We grown-ups like to quantify things in numbers, as Antoine de Saint-Exupéry charmingly observes in The Little Prince: “If you were to say to the grown-ups: “I saw a beautiful house made of rosy brick, with geraniums in the windows and doves on the roof,” they would not be able to get any idea of that house at all. You would have to say to them: “I saw a house that cost $20,000.” Then they would exclaim: “Oh, what a pretty house that is!””
So, it is no wonder that any fighter against inefficiency in the workplace is often confronted with the demand for quantification of productivity gains. How much is Email Overload costing our company? How much can we save if we eliminate it, in full or in part? There is no perfect answer to these questions, because knowledge worker productivity is notoriously hard to measure (more on this in a future post). How can you provide a figure?

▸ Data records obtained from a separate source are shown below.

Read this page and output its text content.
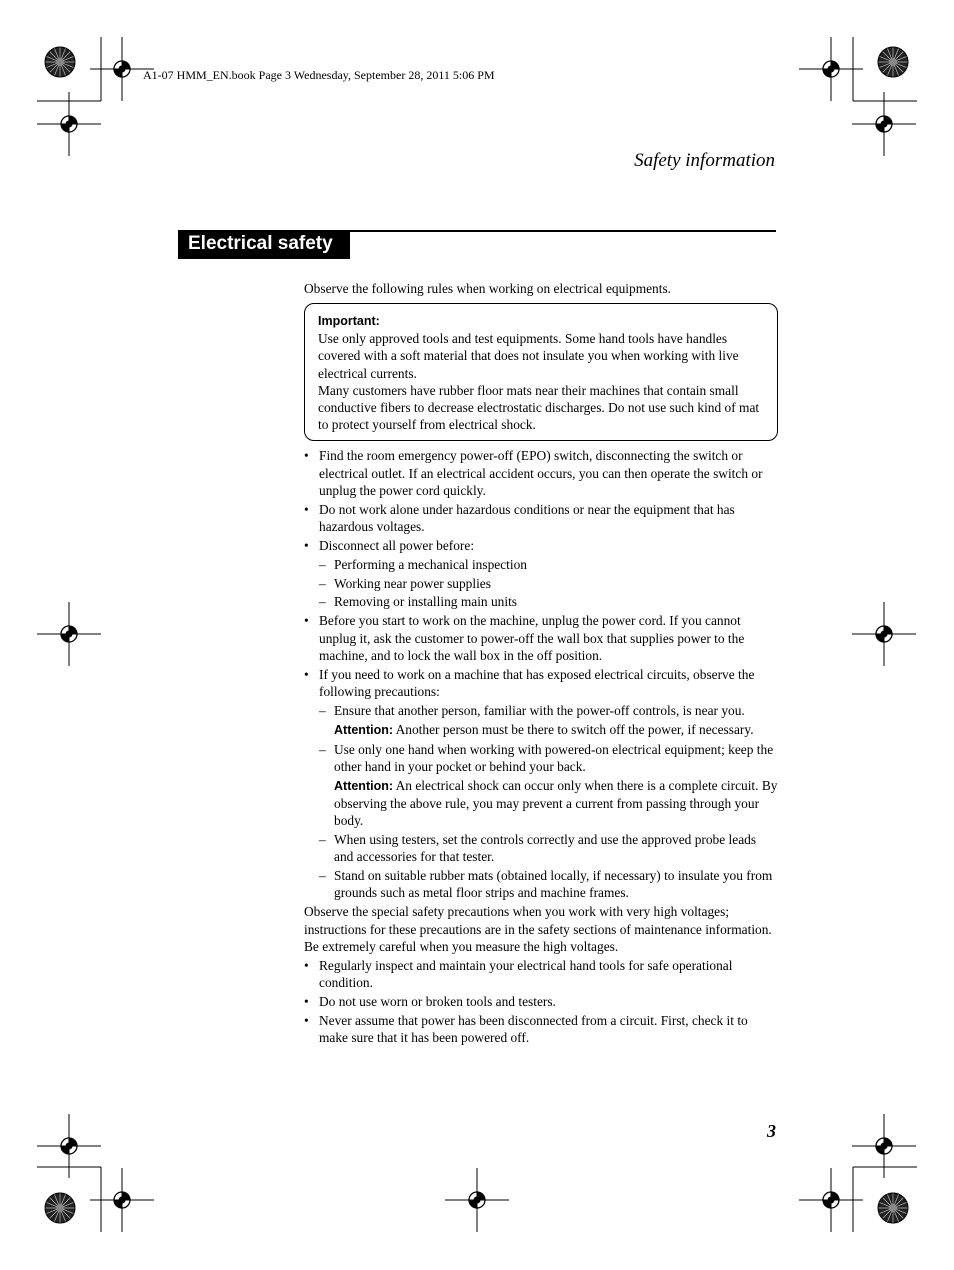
A1-07 HMM_EN.book Page 3 Wednesday, September 28, 2011 5:06 PM
Safety information
Electrical safety

Observe the following rules when working on electrical equipments.

Important:

Use only approved tools and test equipments. Some hand tools have handles covered with a soft material that does not insulate you when working with live electrical currents.

Many customers have rubber floor mats near their machines that contain small conductive fibers to decrease electrostatic discharges. Do not use such kind of mat to protect yourself from electrical shock.

• Find the room emergency power-off (EPO) switch, disconnecting the switch or electrical outlet. If an electrical accident occurs, you can then operate the switch or unplug the power cord quickly.
• Do not work alone under hazardous conditions or near the equipment that has hazardous voltages.
• Disconnect all power before:
– Performing a mechanical inspection
– Working near power supplies
– Removing or installing main units
• Before you start to work on the machine, unplug the power cord. If you cannot unplug it, ask the customer to power-off the wall box that supplies power to the machine, and to lock the wall box in the off position.
• If you need to work on a machine that has exposed electrical circuits, observe the following precautions:

– Ensure that another person, familiar with the power-off controls, is near you.

Attention: Another person must be there to switch off the power, if necessary.

– Use only one hand when working with powered-on electrical equipment; keep the other hand in your pocket or behind your back.

Attention: An electrical shock can occur only when there is a complete circuit. By observing the above rule, you may prevent a current from passing through your body.

– When using testers, set the controls correctly and use the approved probe leads and accessories for that tester.
– Stand on suitable rubber mats (obtained locally, if necessary) to insulate you from grounds such as metal floor strips and machine frames.

Observe the special safety precautions when you work with very high voltages; instructions for these precautions are in the safety sections of maintenance information. Be extremely careful when you measure the high voltages.

• Regularly inspect and maintain your electrical hand tools for safe operational condition.
• Do not use worn or broken tools and testers.
• Never assume that power has been disconnected from a circuit. First, check it to make sure that it has been powered off.
3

A common approach is to estimate the time wasted on IO and multiply by the average salary in the company to derive a total cost figure. These figures tend to run very high; Basex, a New York analyst firm, famously placed the cost to the US economy at $900B (yes, Billion) a year, derived from a waste of over a day per week per worker. There are a number of questions this leaves open: how do you quantify the time loss? And what will happen if you recover the time? Will productivity (output per employee) soar, or will people just work less, or go home earlier (not a bad thing in itself, in the long term)?
Then there’s the fact that time loss is just the tip of the iceberg, as I and my colleagues showed in an article a while back. The damages of Info Overload go beyond time waste: working in “Continuous partial attention” reduces creativity and innovation, increases error rates, reduces managerial decision quality, and stresses people to the point of illness. So, focusing on the easier to quantify time loss ignores what may well be higher costs: how do you even begin to measure the cost of not having come up with a critical invention? How do you assess the long term effect of employee burnout?
My own approach is to avoid a dollar figure, and instead I always share with my audiences and clients the full picture. I give the time loss – in hours, not dollars – as a lower limit; we know enough to have a fairly good idea of that number. If their employees are wasting about a day per week, you don’t need the math to realize it would be a good idea to plug this time sink. Then I explain the other loss areas one by one, with enough research data to give the listener an idea of the problem’s magnitude, rather than a dollars and cents number. This way, I find, people tend to “get it” without sidetracking into secondary arguments.
What would you say? Is this more or less effective than attempting a precise calculation?